Rady żebym to rzucił były spoko, ale to nie znaczy, że były łatwe w realizacji. To co Wy widzicie, to tylko wycinek wycinku mojego życia. Wiele rzeczy musiałem zrobić, żeby w ogóle móc zacząć coś robić w kierunku zmiany pracy. I to właśnie robiłem przez ostatnie ponad 2 lata przetykane COVID i "przyjaznym" sąsiedztwem Rosji.


Co się dzieje.

Dzieje się tyle, że rzuciłem papierami Szefowi wszystkich Szefów i za porozumieniem stron, gdy czytacie te słowa od paru dni, nie jestem już urzędnikiem. Dwa lata, o których pisałem wyżej zaprocentowały i właściwie od razu przechodzę do innej pracy, w zupełnie innym sektorze gospodarki, z zupełnie innymi warunkami pracy i otaczającymi mnie ludźmi. Raczej nie będę o tym pisał zbyt wiele, a właściwie nic.


Co dziać się będzie.

W sposób oczywisty ilość nowinek z Urzędu od teraz jest ograniczona. Ale z drugiej strony, minęły trzy lata od kiedy po raz ostatni dla Was pisałem. Historii trochę się zebrało, szczególnie ostatnie miesiące w nie obfitowały. Chciałbym je dla Was opisać. Z paru powodów. Przede wszystkim będzie to dla mnie detoks. Teraz już mogę swobodnie się z tego śmiać, ta część mojego życia jest szczęśliwie za mną. Następnie uważam, że ten blog jednak zasługuje na jakieś normalne zakończenie. Nie miejcie wątpliwości- ten koniec definitywnie nastąpi, bo faktycznie nie ściemniałem Wam za dużo w notkach i tak jak nie pracuję już w Urzędzie, tak ilość urzędowych odlotów jest liczbą skończoną. A ostatecznie noszę się z luźnym pomysłem, żeby zrobić z tego bloga książkę. Już w czasie blogowania moi znajomi kręcący się wokół rynku wydawniczego sugerowali ten krok, może warto byłoby postawić kropkę w ten sposób? Na pewno nie usłyszycie o niej ponownie dopóki nie będzie gotowa, lub prawie gotowa.

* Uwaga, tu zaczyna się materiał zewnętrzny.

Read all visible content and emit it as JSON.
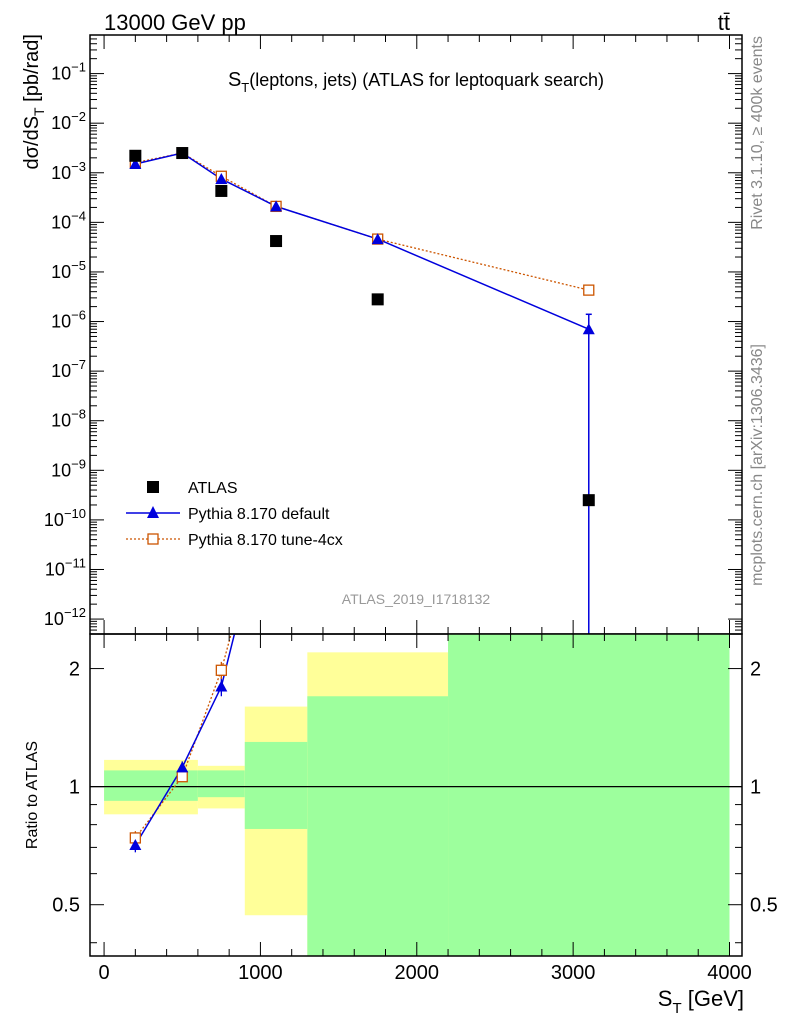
{
  "header": {
    "energy_label": "13000 GeV pp",
    "process_label": "tt̄"
  },
  "side": {
    "rivet_label": "Rivet 3.1.10, ≥ 400k events",
    "mcplots_label": "mcplots.cern.ch [arXiv:1306.3436]"
  },
  "analysis_id": "ATLAS_2019_I1718132",
  "colors": {
    "data": "#000000",
    "default": "#0000dd",
    "tune": "#cc5500",
    "band_inner": "#9dff9d",
    "band_outer": "#ffff99"
  },
  "chart_data": [
    {
      "type": "scatter",
      "title_main": "S",
      "title_sub": "T",
      "title_rest": "(leptons, jets) (ATLAS for leptoquark search)",
      "ylabel": "dσ/dS_T [pb/rad]",
      "yscale": "log",
      "ylim": [
        5e-13,
        0.6
      ],
      "xlim": [
        -90,
        4080
      ],
      "legend_position": "bottom-left",
      "series": [
        {
          "name": "ATLAS",
          "marker": "square",
          "x": [
            200,
            500,
            750,
            1100,
            1750,
            3100
          ],
          "y": [
            0.0022,
            0.0025,
            0.00043,
            4.2e-05,
            2.8e-06,
            2.5e-10
          ]
        },
        {
          "name": "Pythia 8.170 default",
          "marker": "triangle",
          "x": [
            200,
            500,
            750,
            1100,
            1750,
            3100
          ],
          "y": [
            0.0015,
            0.0025,
            0.00075,
            0.00021,
            4.6e-05,
            7e-07
          ],
          "err_low": [
            0,
            0,
            0,
            0,
            0,
            7e-07
          ],
          "err_high": [
            0,
            0,
            0,
            0,
            0,
            7e-07
          ]
        },
        {
          "name": "Pythia 8.170 tune-4cx",
          "marker": "open-square",
          "x": [
            200,
            500,
            750,
            1100,
            1750,
            3100
          ],
          "y": [
            0.0016,
            0.0025,
            0.00085,
            0.00021,
            4.6e-05,
            4.3e-06
          ]
        }
      ],
      "y_ticks": [
        {
          "v": 1e-12,
          "b": "10",
          "e": "−12"
        },
        {
          "v": 1e-11,
          "b": "10",
          "e": "−11"
        },
        {
          "v": 1e-10,
          "b": "10",
          "e": "−10"
        },
        {
          "v": 1e-09,
          "b": "10",
          "e": "−9"
        },
        {
          "v": 1e-08,
          "b": "10",
          "e": "−8"
        },
        {
          "v": 1e-07,
          "b": "10",
          "e": "−7"
        },
        {
          "v": 1e-06,
          "b": "10",
          "e": "−6"
        },
        {
          "v": 1e-05,
          "b": "10",
          "e": "−5"
        },
        {
          "v": 0.0001,
          "b": "10",
          "e": "−4"
        },
        {
          "v": 0.001,
          "b": "10",
          "e": "−3"
        },
        {
          "v": 0.01,
          "b": "10",
          "e": "−2"
        },
        {
          "v": 0.1,
          "b": "10",
          "e": "−1"
        }
      ]
    },
    {
      "type": "scatter",
      "ylabel": "Ratio to ATLAS",
      "yscale": "log",
      "ylim": [
        0.37,
        2.45
      ],
      "xlim": [
        -90,
        4080
      ],
      "xlabel": "S_T [GeV]",
      "x_ticks": [
        0,
        1000,
        2000,
        3000,
        4000
      ],
      "x_tick_labels": [
        "0",
        "1000",
        "2000",
        "3000",
        "4000"
      ],
      "y_ticks": [
        0.5,
        1,
        2
      ],
      "y_tick_labels": [
        "0.5",
        "1",
        "2"
      ],
      "bands": [
        {
          "x0": 0,
          "x1": 600,
          "inner": [
            0.92,
            1.1
          ],
          "outer": [
            0.85,
            1.17
          ]
        },
        {
          "x0": 600,
          "x1": 900,
          "inner": [
            0.94,
            1.1
          ],
          "outer": [
            0.88,
            1.13
          ]
        },
        {
          "x0": 900,
          "x1": 1300,
          "inner": [
            0.78,
            1.3
          ],
          "outer": [
            0.47,
            1.6
          ]
        },
        {
          "x0": 1300,
          "x1": 2200,
          "inner": [
            0.3,
            1.7
          ],
          "outer": [
            0.3,
            2.2
          ]
        },
        {
          "x0": 2200,
          "x1": 4000,
          "inner": [
            0.3,
            2.45
          ],
          "outer": [
            0.3,
            2.45
          ]
        }
      ],
      "series": [
        {
          "name": "Pythia 8.170 default",
          "x": [
            200,
            500,
            750,
            850
          ],
          "y": [
            0.71,
            1.12,
            1.8,
            2.6
          ],
          "err": [
            0.03,
            0.04,
            0.1,
            0
          ]
        },
        {
          "name": "Pythia 8.170 tune-4cx",
          "x": [
            200,
            500,
            750,
            830
          ],
          "y": [
            0.74,
            1.06,
            1.98,
            2.6
          ],
          "err": [
            0.03,
            0.03,
            0.1,
            0
          ]
        }
      ]
    }
  ]
}
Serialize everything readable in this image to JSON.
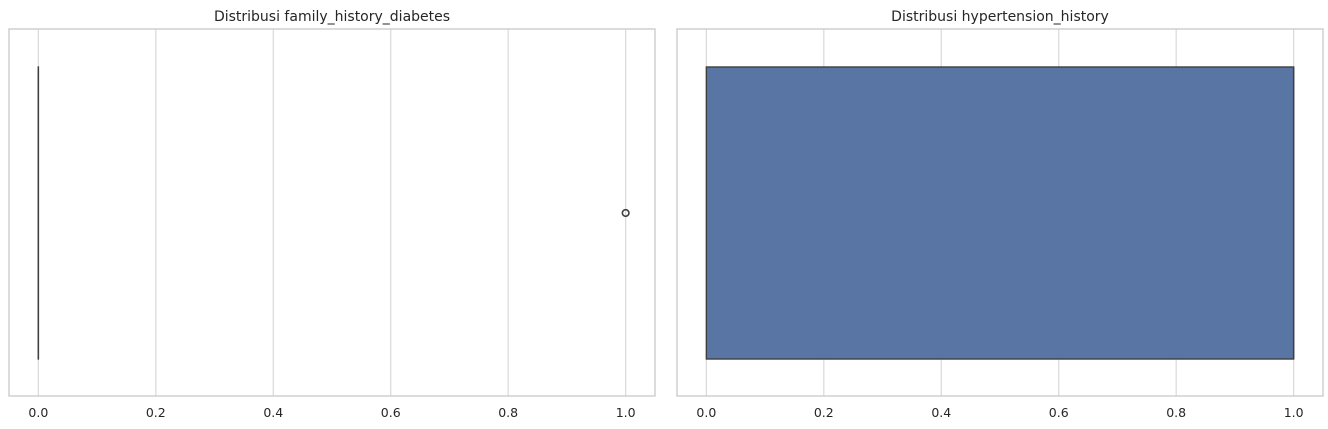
{
  "chart_data": [
    {
      "type": "boxplot",
      "title": "Distribusi family_history_diabetes",
      "xlabel": "",
      "ylabel": "",
      "xlim": [
        -0.05,
        1.05
      ],
      "xticks": [
        0.0,
        0.2,
        0.4,
        0.6,
        0.8,
        1.0
      ],
      "xtick_labels": [
        "0.0",
        "0.2",
        "0.4",
        "0.6",
        "0.8",
        "1.0"
      ],
      "grid": true,
      "box": {
        "min": 0,
        "q1": 0,
        "median": 0,
        "q3": 0,
        "max": 0
      },
      "outliers": [
        1
      ],
      "box_color": "#4c72b0"
    },
    {
      "type": "boxplot",
      "title": "Distribusi hypertension_history",
      "xlabel": "",
      "ylabel": "",
      "xlim": [
        -0.05,
        1.05
      ],
      "xticks": [
        0.0,
        0.2,
        0.4,
        0.6,
        0.8,
        1.0
      ],
      "xtick_labels": [
        "0.0",
        "0.2",
        "0.4",
        "0.6",
        "0.8",
        "1.0"
      ],
      "grid": true,
      "box": {
        "min": 0,
        "q1": 0,
        "median": 1,
        "q3": 1,
        "max": 1
      },
      "outliers": [],
      "box_color": "#5975a4"
    }
  ]
}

Nie będę też obiecywał gruszek na wierzbie, z systematycznością notek zawsze był u mnie problem, ale na pewno się pojawią. Muszę tylko odświeżyć sobie na czym skończyłem i od którego miejsca zacząć pisać dalej. Właśnie nad tym siedzę, więc nowej notki, takiej już konkretnie urzędowej, możecie się spodziewać niedługo.